The top priorities facing IT leaders in 2014 may not be big surprises. What may surprise you is the speed at which emerging technologies are maturing. You need to move quickly to build a foundation that can support innovation. Do not spend time patching ailing systems. If you want to differentiate yourself from the competition, invest in the following three priorities:

  1. Data security and privacy
    A single security breach can cost a company a fortune in network fixes, legal liabilities, lost customers, and reputation. Protecting data is not a new priority for IT leaders. But the challenges of safe guarding data security and privacy are more complex than ever and are in a constant state of flux. 
    The sheer amount of data is forcing IT departments to look beyond traditional techniques such as encryption. More comprehensive solutions like data masking can address more complicated data privacy requirements. Enterprise borders are also becoming less defined. The rapid rise of cloud and mobile computing is shifting the focus from perimeter-based to data-centric security strategies. 
    To address these challenges, IT leaders are auditing how they manage and preserve their data. IT leaders are probing into how and when data is created, how data is used and integrated with applications, and what processes are required to assure data integrity. The answers are prompting IT leaders to review and refresh their data security plans. And they are working closely with legal and internal security teams to establish comprehensive data security plans.
  2. Mobile management
    Today’s IT leaders are under unprecedented pressure to make the BYOD (bring your own device) trend work for their organizations. After all, companies that let employees use their personal laptops, tablets, and smartphones to connect with colleagues via corporate networks can significantly enhance productivity, boost employee satisfaction, and attract new recruits. 
    Forward-looking IT leaders are planning beyond just securing devices. They are taking steps to secure the information stored and swapped on these mobile devices. Instead of blocking access to company networks and enforcing restrictive policies, savvy CIOs are discovering new approaches to mobile security. 
    For example, some companies are maintaining a separate network where employees who use company-issued devices have full access. Meanwhile, workers who want to use their own devices are restricted to a second secure network that offers limited access to more sensitive data. The trick is balancing the risks of BYOD while continuing to satisfy employee preferences.
  3. Analytics tools
    Business intelligence (BI) and analytics tools once had complicated and robust platforms. But the landscape is fast evolving from one-size-fits-all solutions to a wide array of increasingly agile systems. In fact, according to Gartner, worldwide BI software revenue will reach USD$13.8 billion in 2013, a 7 percent increase from 2012. The company is forecasting that the market will grow to USD$17.1 billion by 2016. Technologies are driving the renewed surge in analytics. Cutting-edge visualization tools promise increased visibility into business processes. Cloud computing facilitates cost-effective deployment, and Hadoop provides for greater scalability. 

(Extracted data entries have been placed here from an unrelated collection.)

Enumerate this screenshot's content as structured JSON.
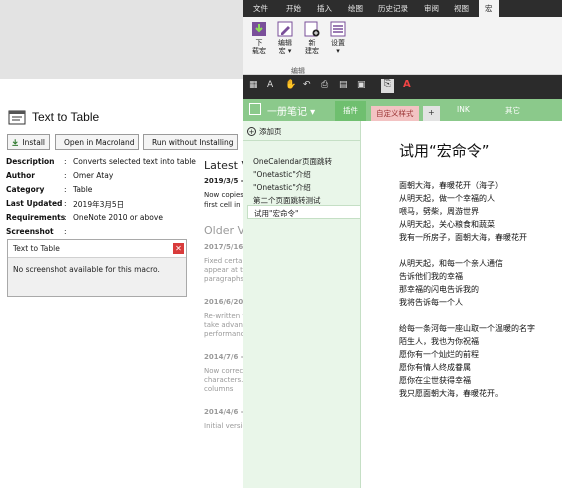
{
  "macro": {
    "title": "Text to Table",
    "buttons": {
      "install": "Install",
      "open": "Open in Macroland",
      "run": "Run without Installing"
    },
    "details": [
      {
        "key": "Description",
        "value": "Converts selected text into table"
      },
      {
        "key": "Author",
        "value": "Omer Atay"
      },
      {
        "key": "Category",
        "value": "Table"
      },
      {
        "key": "Last Updated",
        "value": "2019年3月5日"
      },
      {
        "key": "Requirements",
        "value": "OneNote 2010 or above"
      },
      {
        "key": "Screenshot",
        "value": ""
      }
    ],
    "colon": ":",
    "screenshot_title": "Text to Table",
    "screenshot_message": "No screenshot available for this macro.",
    "latest_heading": "Latest V",
    "latest_date": "2019/3/5 -",
    "latest_text": [
      "Now copies",
      "first cell in e"
    ],
    "older_heading": "Older V",
    "versions": [
      {
        "date": "2017/5/16",
        "lines": [
          "Fixed certai",
          "appear at th",
          "paragraphs."
        ]
      },
      {
        "date": "2016/6/20",
        "lines": [
          "Re-written w",
          "take advant",
          "performanc"
        ]
      },
      {
        "date": "2014/7/6 -",
        "lines": [
          "Now correc",
          "characters. C",
          "columns"
        ]
      },
      {
        "date": "2014/4/6 -",
        "lines": [
          "Initial versio"
        ]
      }
    ]
  },
  "onenote": {
    "menu": [
      "文件",
      "开始",
      "插入",
      "绘图",
      "历史记录",
      "审阅",
      "视图",
      "宏"
    ],
    "ribbon_buttons": [
      {
        "label": "下\n载宏"
      },
      {
        "label": "编辑\n宏 ▾"
      },
      {
        "label": "新\n建宏"
      },
      {
        "label": "设置\n▾"
      }
    ],
    "ribbon_group": "编辑",
    "notebook_name": "一册笔记 ▾",
    "tabs": [
      "插件",
      "自定义样式",
      "+"
    ],
    "tab_right": [
      "INK",
      "其它"
    ],
    "add_page": "添加页",
    "pages": [
      "OneCalendar页面跳转",
      "\"Onetastic\"介绍",
      "\"Onetastic\"介绍",
      "第二个页面跳转测试",
      "试用\"宏命令\""
    ],
    "page_title": "试用“宏命令”",
    "body": [
      "面朝大海，春暖花开（海子）",
      "从明天起，做一个幸福的人",
      "喂马，劈柴，周游世界",
      "从明天起，关心粮食和蔬菜",
      "我有一所房子，面朝大海，春暖花开",
      "",
      "从明天起，和每一个亲人通信",
      "告诉他们我的幸福",
      "那幸福的闪电告诉我的",
      "我将告诉每一个人",
      "",
      "给每一条河每一座山取一个温暖的名字",
      "陌生人，我也为你祝福",
      "愿你有一个灿烂的前程",
      "愿你有情人终成眷属",
      "愿你在尘世获得幸福",
      "我只愿面朝大海，春暖花开。"
    ]
  },
  "colors": {
    "accent_green": "#8bc98b",
    "menu_bg": "#2d2d2d",
    "active_tab": "#8bc98b",
    "close_red": "#d83b3b"
  },
  "icons": [
    "macro-icon",
    "install-icon",
    "macroland-icon",
    "run-icon",
    "close-icon",
    "download-macro-icon",
    "edit-macro-icon",
    "new-macro-icon",
    "settings-icon",
    "add-page-icon"
  ]
}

    While it can be tempting to jump on the analytics bandwagon, it’s crucial that IT leaders carefully consider the real business reasons for embracing analytics. If executed properly, analytics can identify brand new business opportunities. There are a couple things that can derail your efforts, however. Most significantly, confirm your employees have access to clean and accurate data in the first place. And second, make sure to incorporate change management best practices to prevent employee morale from detracting from your efforts.